The London Metal Exchange is considering settling and clearing contracts in yuan, LME Asia md Liz Milan told Metal Bulletin on Thursday April 19.
As it works towards building its own clearing house, LMEclear, the exchange has sent questionnaires to its members asking what they would like to see in terms of functionality, Milan said.
The questionnaire asks members for their views on LME contracts in yuan.
Trading of contracts in yuan is not under consideration as there is no international convertibility for the currency, Milan added.
“If we were to do cleared and settled in just [yuan] and not traded, that will not be till LMEclear is launched in 2014,” she told Metal Bulletin.
“The gravity is obviously moving a lot more east now,” a category II member told Metal Bulletin, adding that the move would allow the LME to get into the Chinese market and make it easier for the Chinese to trade on the exchange.

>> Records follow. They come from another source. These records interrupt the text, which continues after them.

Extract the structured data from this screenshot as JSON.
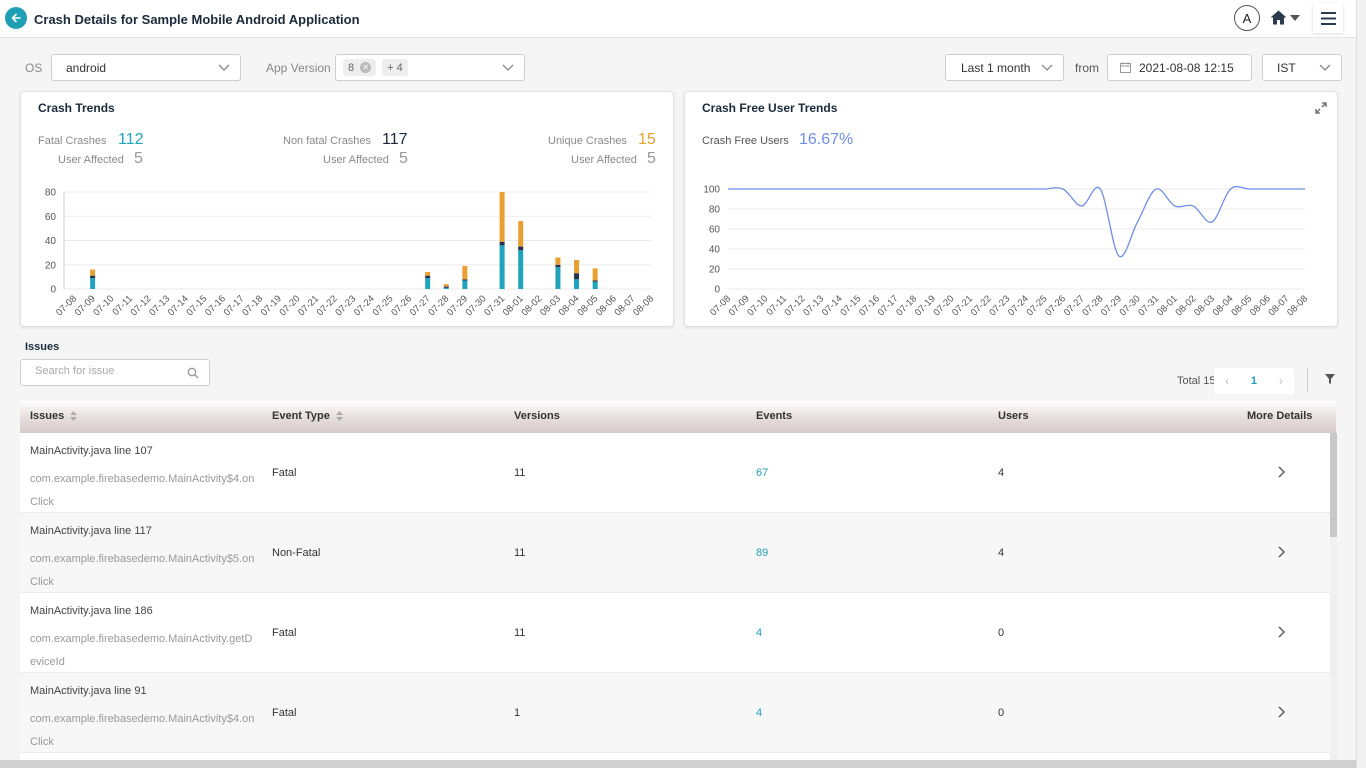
{
  "header": {
    "title": "Crash Details for Sample Mobile Android Application",
    "avatar_initial": "A"
  },
  "filters": {
    "os_label": "OS",
    "os_value": "android",
    "app_version_label": "App Version",
    "app_version_chip": "8",
    "app_version_more": "+ 4",
    "range_value": "Last 1 month",
    "from_label": "from",
    "from_value": "2021-08-08 12:15",
    "tz_value": "IST"
  },
  "crash_trends": {
    "title": "Crash Trends",
    "fatal_label": "Fatal Crashes",
    "fatal_value": "112",
    "fatal_users_label": "User Affected",
    "fatal_users_value": "5",
    "nonfatal_label": "Non fatal Crashes",
    "nonfatal_value": "117",
    "nonfatal_users_label": "User Affected",
    "nonfatal_users_value": "5",
    "unique_label": "Unique Crashes",
    "unique_value": "15",
    "unique_users_label": "User Affected",
    "unique_users_value": "5"
  },
  "crash_free": {
    "title": "Crash Free User Trends",
    "label": "Crash Free Users",
    "value": "16.67%"
  },
  "chart_data": [
    {
      "type": "bar",
      "stacked": true,
      "categories": [
        "07-08",
        "07-09",
        "07-10",
        "07-11",
        "07-12",
        "07-13",
        "07-14",
        "07-15",
        "07-16",
        "07-17",
        "07-18",
        "07-19",
        "07-20",
        "07-21",
        "07-22",
        "07-23",
        "07-24",
        "07-25",
        "07-26",
        "07-27",
        "07-28",
        "07-29",
        "07-30",
        "07-31",
        "08-01",
        "08-02",
        "08-03",
        "08-04",
        "08-05",
        "08-06",
        "08-07",
        "08-08"
      ],
      "series": [
        {
          "color": "#1ea5bd",
          "values": [
            0,
            9,
            0,
            0,
            0,
            0,
            0,
            0,
            0,
            0,
            0,
            0,
            0,
            0,
            0,
            0,
            0,
            0,
            0,
            9,
            1,
            7,
            0,
            36,
            32,
            0,
            18,
            8,
            6,
            0,
            0,
            0
          ]
        },
        {
          "color": "#243150",
          "values": [
            0,
            2,
            0,
            0,
            0,
            0,
            0,
            0,
            0,
            0,
            0,
            0,
            0,
            0,
            0,
            0,
            0,
            0,
            0,
            2,
            1,
            1,
            0,
            3,
            3,
            0,
            2,
            5,
            1,
            0,
            0,
            0
          ]
        },
        {
          "color": "#e8a031",
          "values": [
            0,
            5,
            0,
            0,
            0,
            0,
            0,
            0,
            0,
            0,
            0,
            0,
            0,
            0,
            0,
            0,
            0,
            0,
            0,
            3,
            2,
            11,
            0,
            41,
            21,
            0,
            6,
            11,
            10,
            0,
            0,
            0
          ]
        }
      ],
      "ylim": [
        0,
        80
      ],
      "yticks": [
        0,
        20,
        40,
        60,
        80
      ],
      "grid": true
    },
    {
      "type": "line",
      "x": [
        "07-08",
        "07-09",
        "07-10",
        "07-11",
        "07-12",
        "07-13",
        "07-14",
        "07-15",
        "07-16",
        "07-17",
        "07-18",
        "07-19",
        "07-20",
        "07-21",
        "07-22",
        "07-23",
        "07-24",
        "07-25",
        "07-26",
        "07-27",
        "07-28",
        "07-29",
        "07-30",
        "07-31",
        "08-01",
        "08-02",
        "08-03",
        "08-04",
        "08-05",
        "08-06",
        "08-07",
        "08-08"
      ],
      "series": [
        {
          "color": "#6f8fe8",
          "values": [
            100,
            100,
            100,
            100,
            100,
            100,
            100,
            100,
            100,
            100,
            100,
            100,
            100,
            100,
            100,
            100,
            100,
            100,
            100,
            83,
            100,
            33,
            67,
            100,
            83,
            83,
            67,
            100,
            100,
            100,
            100,
            100
          ]
        }
      ],
      "ylim": [
        0,
        100
      ],
      "yticks": [
        0,
        20,
        40,
        60,
        80,
        100
      ],
      "grid": true
    }
  ],
  "issues": {
    "heading": "Issues",
    "search_placeholder": "Search for issue",
    "total": "Total 15",
    "current_page": "1",
    "columns": [
      "Issues",
      "Event Type",
      "Versions",
      "Events",
      "Users",
      "More Details"
    ],
    "rows": [
      {
        "title": "MainActivity.java line 107",
        "sub": "com.example.firebasedemo.MainActivity$4.onClick",
        "type": "Fatal",
        "versions": "11",
        "events": "67",
        "users": "4"
      },
      {
        "title": "MainActivity.java line 117",
        "sub": "com.example.firebasedemo.MainActivity$5.onClick",
        "type": "Non-Fatal",
        "versions": "11",
        "events": "89",
        "users": "4"
      },
      {
        "title": "MainActivity.java line 186",
        "sub": "com.example.firebasedemo.MainActivity.getDeviceId",
        "type": "Fatal",
        "versions": "11",
        "events": "4",
        "users": "0"
      },
      {
        "title": "MainActivity.java line 91",
        "sub": "com.example.firebasedemo.MainActivity$4.onClick",
        "type": "Fatal",
        "versions": "1",
        "events": "4",
        "users": "0"
      }
    ]
  }
}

The LME clears and settles contracts in yen, euros and sterling and has no plans to drop any of these currencies, Milan said.
“We would just add [yuan]. There is no question of removing something to add that,” she said.
LME members told Metal Bulletin that as long as the Chinese continue to relax their policies on the yuan, it will be beneficial for contracts to be settled and cleared in the local currency.
But a second category II member expressed concern about settling contracts in yuan as the currency cannot be traded offshore.
The only way the non-deliverable currency can be hedged now is through non-deliverable forwards, which are generally priced in dollars, he said.
But in recent months, China has taken steps signalling that it may be ready to allow the yuan to become a global currency.
On April 14, the People’s Bank of China said it would widen the dollar-yuan trading band to 1% from 0.5%.
London is also making efforts to become an offshore trading hub for the yuan, while HSBC said it plans to issue its first yuan bonds in London.
The UK treasury and Hong Kong monetary authority have agreed to provide help with a forum for banks to look at clearing and settlement systems, market liquidity and the development of new yuan products.
“We think that the wider circulation of [yuan] in London is a critical and positive step for the internationalisation of the Chinese currency. London accounts for 36.7% of the world’s total forex trading,” ANZ analysts said in a note to clients.